Moving Part 2

 

In my last Monday Musings post, I talked about my experience of moving a lot during childhood, and also chronicled the moves that G and I have done since getting married. I had planned to write more about the emotions connected to moving, but as often happens in my life, I got a little sidetracked. I’m going to try to stay focused on the emotions of moving with this post.

Fear-I haven’t had a move where fear wasn’t a significant factor since I was two years old. It’s always scary to pick up your life and leave everything behind. Even when life is hard and causing you pain or frustration, there is an element of fear when you leave it all behind. There is no real way to know whether a move will make things better or worse. Fear is not necessarily a bad thing, though,  it can be used to help us to figure out what we really want out of life.

Excitement-Generally, I feel at least a little excited whenever I move. It can be very exciting to thing about ho your life will be different in your new place. It can also be very exciting to explore new places, and meet new people. Sometimes that excitement can be a bad thing, though. I know people who seem to be addicted to that kind of excitement, who need it to feel alive. Sometimes we get caught up in that excitement to avoid dealing with the things in our life that are hard or scary. That cycle can be very hard to stop, so I advise against starting it if at all possible.

Sadness-Every move I can remember has involved a certain amount of sadness, even the ones that I desperately needed to make. For me, the moves that needed to happen have actually been the hardest. I find it incredibly sad to feel like there is nothing truly connecting you to a place and time in your life. It’s definitely sad to leave behind friends, family, and a place you love, but at least you will have happy memories. When you leave a place that you have no connection to, it can feel like that part of your life was wasted and that you can never get it back.

Growth-Anytime you make a significant move, it is an opportunity for growth. It doesn’t matter whether it is a completely new place where you don’t know anyone or if you are moving back to your hometown. In a new place, you can start over and be someone different if you want to. When you move back to your hometown, you are bringing with you all the experiences you had while you were away. Whether or not a move lives up to your expectations, it will still offer a chance for growth.

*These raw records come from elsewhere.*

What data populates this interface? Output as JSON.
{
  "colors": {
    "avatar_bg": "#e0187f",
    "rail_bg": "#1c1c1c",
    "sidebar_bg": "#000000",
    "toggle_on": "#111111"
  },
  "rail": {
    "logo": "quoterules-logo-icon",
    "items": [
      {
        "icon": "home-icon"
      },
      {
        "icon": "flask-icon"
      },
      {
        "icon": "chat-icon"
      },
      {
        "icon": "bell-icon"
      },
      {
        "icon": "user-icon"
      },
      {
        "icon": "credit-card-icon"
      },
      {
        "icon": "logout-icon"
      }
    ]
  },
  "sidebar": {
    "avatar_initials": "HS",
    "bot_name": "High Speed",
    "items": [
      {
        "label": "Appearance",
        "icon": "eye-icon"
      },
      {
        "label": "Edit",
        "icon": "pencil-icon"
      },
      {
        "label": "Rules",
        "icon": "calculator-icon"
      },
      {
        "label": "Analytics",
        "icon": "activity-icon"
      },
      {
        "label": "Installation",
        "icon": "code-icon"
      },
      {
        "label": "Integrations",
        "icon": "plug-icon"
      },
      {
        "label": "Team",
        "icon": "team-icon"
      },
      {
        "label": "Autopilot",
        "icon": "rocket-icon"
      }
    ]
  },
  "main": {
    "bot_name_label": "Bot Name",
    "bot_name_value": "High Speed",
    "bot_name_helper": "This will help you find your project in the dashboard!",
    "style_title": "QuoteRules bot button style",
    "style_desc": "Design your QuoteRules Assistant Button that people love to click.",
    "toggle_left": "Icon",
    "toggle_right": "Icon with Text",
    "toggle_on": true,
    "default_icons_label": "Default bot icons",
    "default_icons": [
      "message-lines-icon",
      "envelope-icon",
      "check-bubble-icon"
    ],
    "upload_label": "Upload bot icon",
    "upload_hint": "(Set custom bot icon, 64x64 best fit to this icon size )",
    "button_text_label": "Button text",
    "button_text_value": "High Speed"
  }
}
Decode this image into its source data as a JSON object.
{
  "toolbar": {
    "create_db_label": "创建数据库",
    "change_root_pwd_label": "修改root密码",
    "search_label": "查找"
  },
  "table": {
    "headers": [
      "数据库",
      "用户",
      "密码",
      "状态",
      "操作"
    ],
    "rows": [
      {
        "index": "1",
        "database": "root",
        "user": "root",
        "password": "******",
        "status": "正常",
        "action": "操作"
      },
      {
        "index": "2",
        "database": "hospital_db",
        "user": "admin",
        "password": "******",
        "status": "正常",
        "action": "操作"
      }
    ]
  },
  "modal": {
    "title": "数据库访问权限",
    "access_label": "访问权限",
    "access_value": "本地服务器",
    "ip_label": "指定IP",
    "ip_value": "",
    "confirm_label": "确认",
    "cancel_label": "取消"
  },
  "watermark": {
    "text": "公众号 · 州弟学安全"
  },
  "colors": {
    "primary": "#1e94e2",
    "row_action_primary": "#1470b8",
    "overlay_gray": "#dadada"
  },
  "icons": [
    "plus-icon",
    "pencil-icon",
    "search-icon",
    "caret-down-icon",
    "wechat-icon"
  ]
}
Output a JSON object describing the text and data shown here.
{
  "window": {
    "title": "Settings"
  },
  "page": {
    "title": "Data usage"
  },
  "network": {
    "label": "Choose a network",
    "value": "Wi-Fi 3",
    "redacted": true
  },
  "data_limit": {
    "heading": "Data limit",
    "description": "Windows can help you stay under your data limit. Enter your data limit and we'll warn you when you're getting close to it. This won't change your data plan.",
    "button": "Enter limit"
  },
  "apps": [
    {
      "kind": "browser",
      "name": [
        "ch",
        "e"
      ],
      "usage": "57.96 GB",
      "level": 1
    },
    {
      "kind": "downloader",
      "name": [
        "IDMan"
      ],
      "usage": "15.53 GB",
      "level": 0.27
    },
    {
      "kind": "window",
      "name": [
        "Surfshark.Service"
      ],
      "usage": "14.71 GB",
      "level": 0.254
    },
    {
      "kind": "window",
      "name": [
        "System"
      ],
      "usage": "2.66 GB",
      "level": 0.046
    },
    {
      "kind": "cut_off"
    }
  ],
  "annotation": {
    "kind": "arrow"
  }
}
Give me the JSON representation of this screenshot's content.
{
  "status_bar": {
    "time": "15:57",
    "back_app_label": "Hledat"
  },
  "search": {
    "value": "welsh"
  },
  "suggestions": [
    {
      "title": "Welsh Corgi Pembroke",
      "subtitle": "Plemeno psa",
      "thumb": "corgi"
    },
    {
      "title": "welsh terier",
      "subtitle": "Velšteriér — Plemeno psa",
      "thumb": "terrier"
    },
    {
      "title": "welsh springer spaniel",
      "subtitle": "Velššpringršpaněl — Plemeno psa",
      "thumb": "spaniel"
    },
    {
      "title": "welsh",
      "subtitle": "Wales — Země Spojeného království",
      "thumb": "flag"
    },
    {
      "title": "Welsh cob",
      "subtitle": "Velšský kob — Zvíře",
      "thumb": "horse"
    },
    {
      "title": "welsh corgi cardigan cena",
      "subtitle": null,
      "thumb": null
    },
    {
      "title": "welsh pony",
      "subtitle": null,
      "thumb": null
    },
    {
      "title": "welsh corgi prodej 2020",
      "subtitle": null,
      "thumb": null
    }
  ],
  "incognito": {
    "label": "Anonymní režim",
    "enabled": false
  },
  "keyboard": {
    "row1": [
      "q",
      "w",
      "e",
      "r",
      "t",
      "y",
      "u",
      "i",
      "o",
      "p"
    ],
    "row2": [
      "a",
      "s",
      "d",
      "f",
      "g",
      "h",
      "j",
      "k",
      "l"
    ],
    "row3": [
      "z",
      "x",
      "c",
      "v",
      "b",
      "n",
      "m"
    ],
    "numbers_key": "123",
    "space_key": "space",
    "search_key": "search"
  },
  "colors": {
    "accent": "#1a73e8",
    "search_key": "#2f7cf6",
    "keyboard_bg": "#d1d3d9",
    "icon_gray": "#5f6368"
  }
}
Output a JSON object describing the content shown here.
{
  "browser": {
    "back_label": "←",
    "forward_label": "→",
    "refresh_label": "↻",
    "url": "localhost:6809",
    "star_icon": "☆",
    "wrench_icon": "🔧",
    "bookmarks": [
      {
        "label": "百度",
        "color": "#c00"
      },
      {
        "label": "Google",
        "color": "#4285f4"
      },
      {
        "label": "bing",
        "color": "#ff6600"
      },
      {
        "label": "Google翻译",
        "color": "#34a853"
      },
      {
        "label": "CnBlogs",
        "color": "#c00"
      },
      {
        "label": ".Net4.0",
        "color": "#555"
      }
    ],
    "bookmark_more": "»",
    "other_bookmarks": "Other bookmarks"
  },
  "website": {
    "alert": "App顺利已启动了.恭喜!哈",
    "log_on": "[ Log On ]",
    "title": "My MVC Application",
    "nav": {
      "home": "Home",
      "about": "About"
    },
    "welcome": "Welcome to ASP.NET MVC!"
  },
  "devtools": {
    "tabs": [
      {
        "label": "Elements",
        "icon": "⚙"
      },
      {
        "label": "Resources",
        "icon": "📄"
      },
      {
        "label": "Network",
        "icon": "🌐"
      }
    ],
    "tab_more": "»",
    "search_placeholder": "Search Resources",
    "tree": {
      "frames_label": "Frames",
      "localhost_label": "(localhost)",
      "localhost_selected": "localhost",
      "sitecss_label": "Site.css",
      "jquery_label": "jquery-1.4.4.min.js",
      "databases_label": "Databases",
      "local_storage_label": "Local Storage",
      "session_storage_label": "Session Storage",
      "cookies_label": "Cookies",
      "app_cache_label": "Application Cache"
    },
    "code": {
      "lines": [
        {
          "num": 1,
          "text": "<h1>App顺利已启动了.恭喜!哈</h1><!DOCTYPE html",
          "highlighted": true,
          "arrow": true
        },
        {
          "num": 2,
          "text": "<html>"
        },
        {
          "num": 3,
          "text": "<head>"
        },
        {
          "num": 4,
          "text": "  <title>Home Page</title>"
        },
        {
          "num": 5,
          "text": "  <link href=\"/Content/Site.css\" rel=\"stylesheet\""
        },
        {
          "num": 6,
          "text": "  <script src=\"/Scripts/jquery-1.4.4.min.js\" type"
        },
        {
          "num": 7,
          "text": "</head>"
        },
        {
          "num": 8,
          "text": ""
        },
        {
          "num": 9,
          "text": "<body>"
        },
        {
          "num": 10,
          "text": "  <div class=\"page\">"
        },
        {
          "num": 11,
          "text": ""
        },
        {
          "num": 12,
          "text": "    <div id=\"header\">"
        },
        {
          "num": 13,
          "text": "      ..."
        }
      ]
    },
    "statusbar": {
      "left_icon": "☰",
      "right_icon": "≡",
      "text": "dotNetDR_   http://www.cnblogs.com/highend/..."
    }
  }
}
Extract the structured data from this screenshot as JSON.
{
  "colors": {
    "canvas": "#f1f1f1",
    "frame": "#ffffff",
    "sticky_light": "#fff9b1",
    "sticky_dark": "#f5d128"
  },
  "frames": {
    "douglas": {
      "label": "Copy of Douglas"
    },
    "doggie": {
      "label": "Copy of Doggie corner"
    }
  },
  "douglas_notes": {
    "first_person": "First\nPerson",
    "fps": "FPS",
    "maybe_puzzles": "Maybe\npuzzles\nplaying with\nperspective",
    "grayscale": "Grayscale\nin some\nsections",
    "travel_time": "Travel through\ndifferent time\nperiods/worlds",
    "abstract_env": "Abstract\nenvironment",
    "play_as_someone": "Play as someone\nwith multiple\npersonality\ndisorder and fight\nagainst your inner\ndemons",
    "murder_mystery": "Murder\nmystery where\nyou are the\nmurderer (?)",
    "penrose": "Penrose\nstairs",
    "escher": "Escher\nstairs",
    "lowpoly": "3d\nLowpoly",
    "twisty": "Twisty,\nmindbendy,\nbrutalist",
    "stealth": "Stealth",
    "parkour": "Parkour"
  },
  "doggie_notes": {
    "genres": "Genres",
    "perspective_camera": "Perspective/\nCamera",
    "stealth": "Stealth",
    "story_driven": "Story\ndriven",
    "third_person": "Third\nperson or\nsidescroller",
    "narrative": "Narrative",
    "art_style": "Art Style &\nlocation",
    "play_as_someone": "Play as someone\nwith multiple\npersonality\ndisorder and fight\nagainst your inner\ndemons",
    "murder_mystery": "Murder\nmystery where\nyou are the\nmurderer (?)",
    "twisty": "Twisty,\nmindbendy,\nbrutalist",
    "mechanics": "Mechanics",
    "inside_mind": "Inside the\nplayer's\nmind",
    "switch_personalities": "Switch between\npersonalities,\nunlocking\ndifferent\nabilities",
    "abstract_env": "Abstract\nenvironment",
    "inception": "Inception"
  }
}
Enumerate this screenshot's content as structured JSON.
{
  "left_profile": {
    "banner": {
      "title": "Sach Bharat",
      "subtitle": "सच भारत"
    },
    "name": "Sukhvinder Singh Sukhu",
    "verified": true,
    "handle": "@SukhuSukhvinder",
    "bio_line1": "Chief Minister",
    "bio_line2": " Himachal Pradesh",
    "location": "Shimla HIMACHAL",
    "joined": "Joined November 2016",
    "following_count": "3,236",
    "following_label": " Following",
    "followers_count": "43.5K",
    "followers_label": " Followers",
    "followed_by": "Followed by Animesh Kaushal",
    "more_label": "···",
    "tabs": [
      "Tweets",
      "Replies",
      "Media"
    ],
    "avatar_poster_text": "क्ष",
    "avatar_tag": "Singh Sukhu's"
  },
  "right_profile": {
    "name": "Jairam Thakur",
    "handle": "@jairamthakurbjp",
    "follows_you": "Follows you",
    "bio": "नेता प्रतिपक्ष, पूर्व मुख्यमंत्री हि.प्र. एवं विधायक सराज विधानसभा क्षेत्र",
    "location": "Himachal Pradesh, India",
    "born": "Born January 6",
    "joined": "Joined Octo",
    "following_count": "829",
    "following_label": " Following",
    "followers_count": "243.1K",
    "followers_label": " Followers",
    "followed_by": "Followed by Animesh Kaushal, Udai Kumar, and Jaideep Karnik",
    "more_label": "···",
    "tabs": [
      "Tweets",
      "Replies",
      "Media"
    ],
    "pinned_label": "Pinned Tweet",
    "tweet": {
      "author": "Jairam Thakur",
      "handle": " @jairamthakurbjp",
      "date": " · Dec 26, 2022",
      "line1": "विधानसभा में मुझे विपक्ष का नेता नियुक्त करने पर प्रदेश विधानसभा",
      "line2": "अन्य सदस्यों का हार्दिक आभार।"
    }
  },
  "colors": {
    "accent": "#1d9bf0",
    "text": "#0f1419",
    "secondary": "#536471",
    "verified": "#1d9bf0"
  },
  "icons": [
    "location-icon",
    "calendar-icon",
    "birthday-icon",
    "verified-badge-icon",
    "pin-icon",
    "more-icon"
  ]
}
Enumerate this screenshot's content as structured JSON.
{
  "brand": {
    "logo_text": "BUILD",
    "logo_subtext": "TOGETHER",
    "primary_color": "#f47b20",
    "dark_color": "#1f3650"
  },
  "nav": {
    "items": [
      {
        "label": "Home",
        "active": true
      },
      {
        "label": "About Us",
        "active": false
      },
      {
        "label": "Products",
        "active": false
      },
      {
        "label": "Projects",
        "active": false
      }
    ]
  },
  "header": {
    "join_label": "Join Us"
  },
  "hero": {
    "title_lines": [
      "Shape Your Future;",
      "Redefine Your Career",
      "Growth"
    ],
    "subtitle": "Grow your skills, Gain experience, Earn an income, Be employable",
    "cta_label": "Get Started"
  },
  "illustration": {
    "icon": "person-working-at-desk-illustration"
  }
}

To move or not to move-If you are questioning whether or not to make a significant move, I suggest looking at how all these emotions are influencing you. For a move to be successful they should generally be felt equally. That isn’t to say that sometimes your need to move isn’t more important that the emotions involved. For a move like that is important to remember why you are doing it. It may be because of a job, or it could be because the need to start over is greater than anything else, but it won’t be successful if you don’t remember why you are making the move in the first place. Regardless of why you move, try to remember that life takes time. Most people don’t make a big move, and automatically feel like life is perfect. Moving is hard and stressful, but can also give you more than you ever anticipated if you let it.